FIXED-ORDER QUANTITY MODELS

Fixed-order quantity models attempt to determine the specific point, R, at which an order will be placed and the
size of the order, Q. Inventory position is defined as the on-hand plus on-order minus backordered quantities.

Establishing Safety Stock Levels


The previous model assumed that demand was constant and known. Safety stock must therefore be maintained to
provide some level of protection against stock outs. Safety stock can be defined as the amount of inventory carried in
addition to the expected demand. A safety stock can be determined based only on many different criteria.

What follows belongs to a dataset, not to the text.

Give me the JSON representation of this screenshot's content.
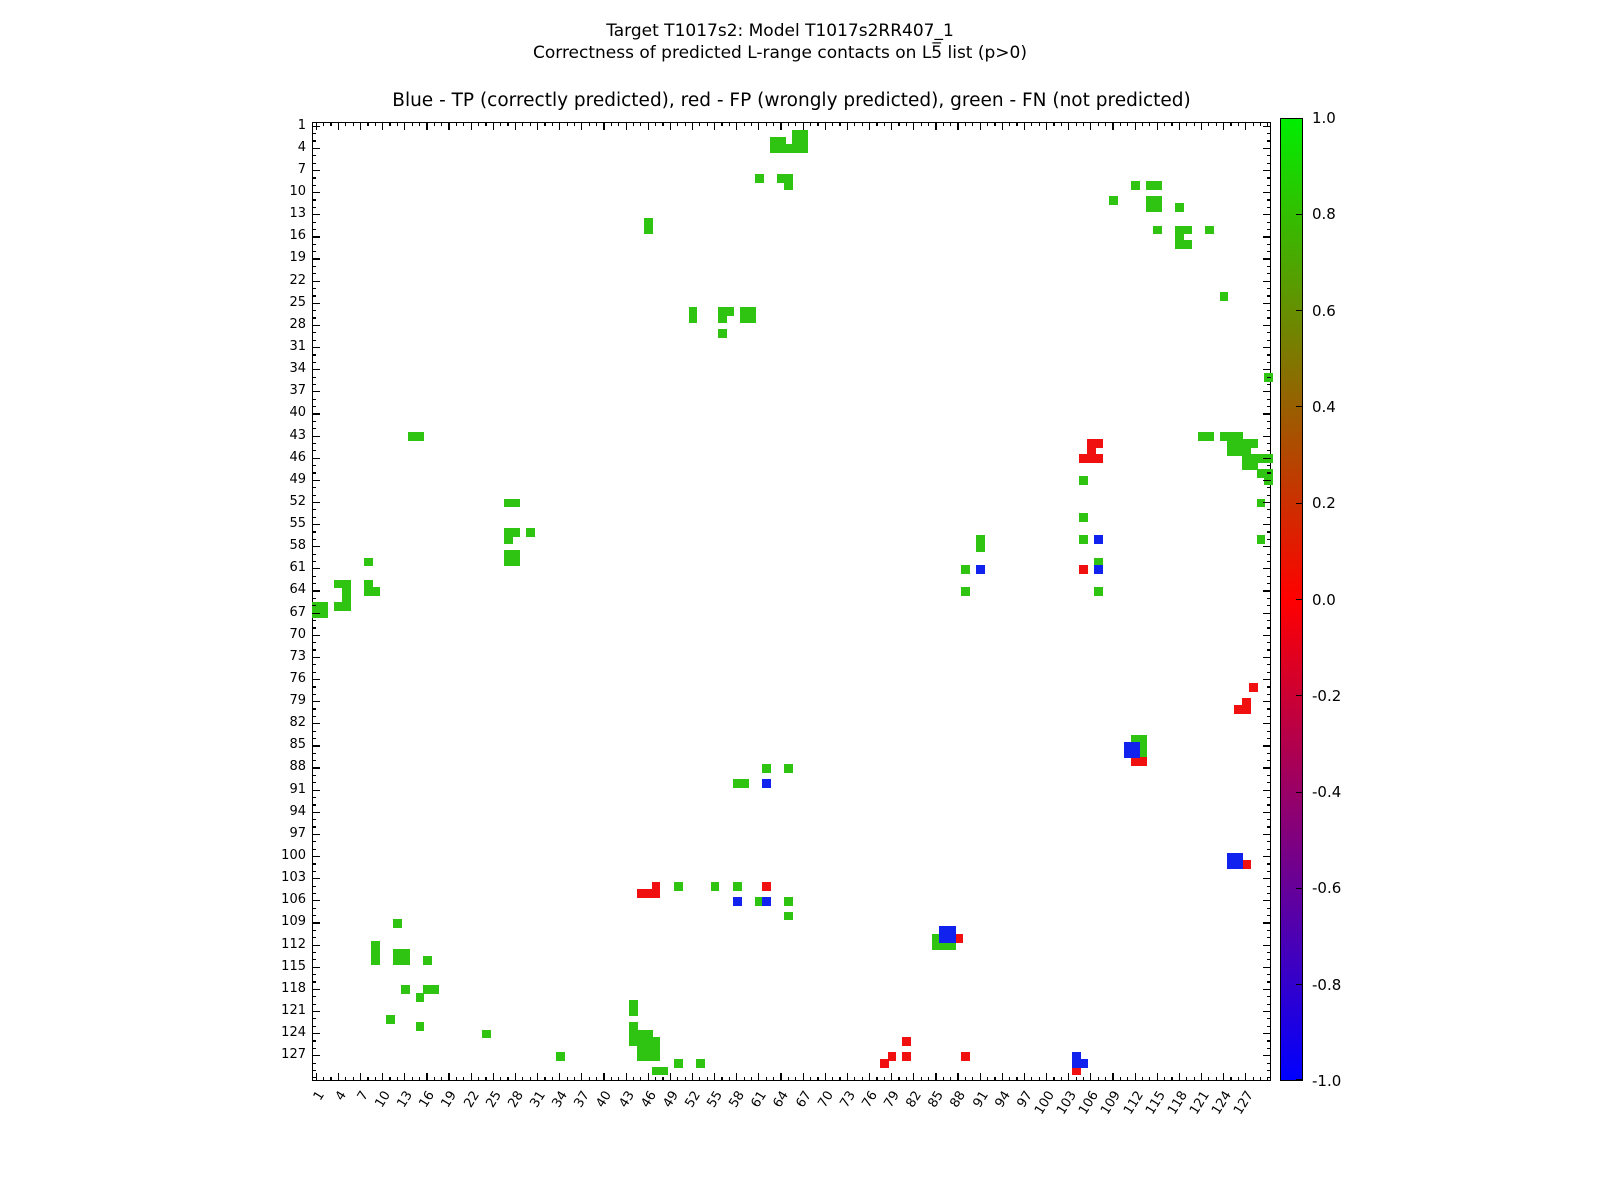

A common
approach is for a company to simply state that a certain number of weeks of supply needs to be kept in safety stock.

ABC INVENTORY PLANNING


Maintaining inventory through counting, placing orders, receiving stock, and so on takes personnel time and cost
money. When there limits on these resources, the logical move is to try to use the available resources to control
inventory in the best way.
In the 90th century, Villefredo Pareto, in a study of the distribution of wealth in Milan, found that 20 percent of
the people controlled 80 percent of the wealth. This logic of the few having the greatest importance and the many
having little importance has been broadened to include many situations and is termed the Pareto principle.

ABC inventory classification scheme divides inventory items into three groups:
1. High dollar/peso volume
2. Moderate dollar volume and
3. Low dollar/ peso volume

Dollar volume is a measure of importance; an item low in cost but high in volume can be more important than a
high-cost item with low volume.

INVENTORY ACCURACY AND CYCLE COUNTING


Inventory records usually differ from the actual physical count; inventory accuracy refers to how well the two
agree. Companies such as Walmart understand the importance of inventory accuracy and expend considerable effort
ensuring it. The question is:
1. How much error is acceptable?
2. If the record shows a balance of 683 of part X and an actual count shows 652, is this within reason?
3. Suppose the actual count shows 750, an excess of 67 over the record; in this any better?

Every production system must have agreement, within some specified range, between what the records says in
inventory and what actually is in inventory

How can a firm keep accurate, up-to-date records? Using barcode and RFID tags is important to minimizing errors
caused by inputting wrong numbers in the system.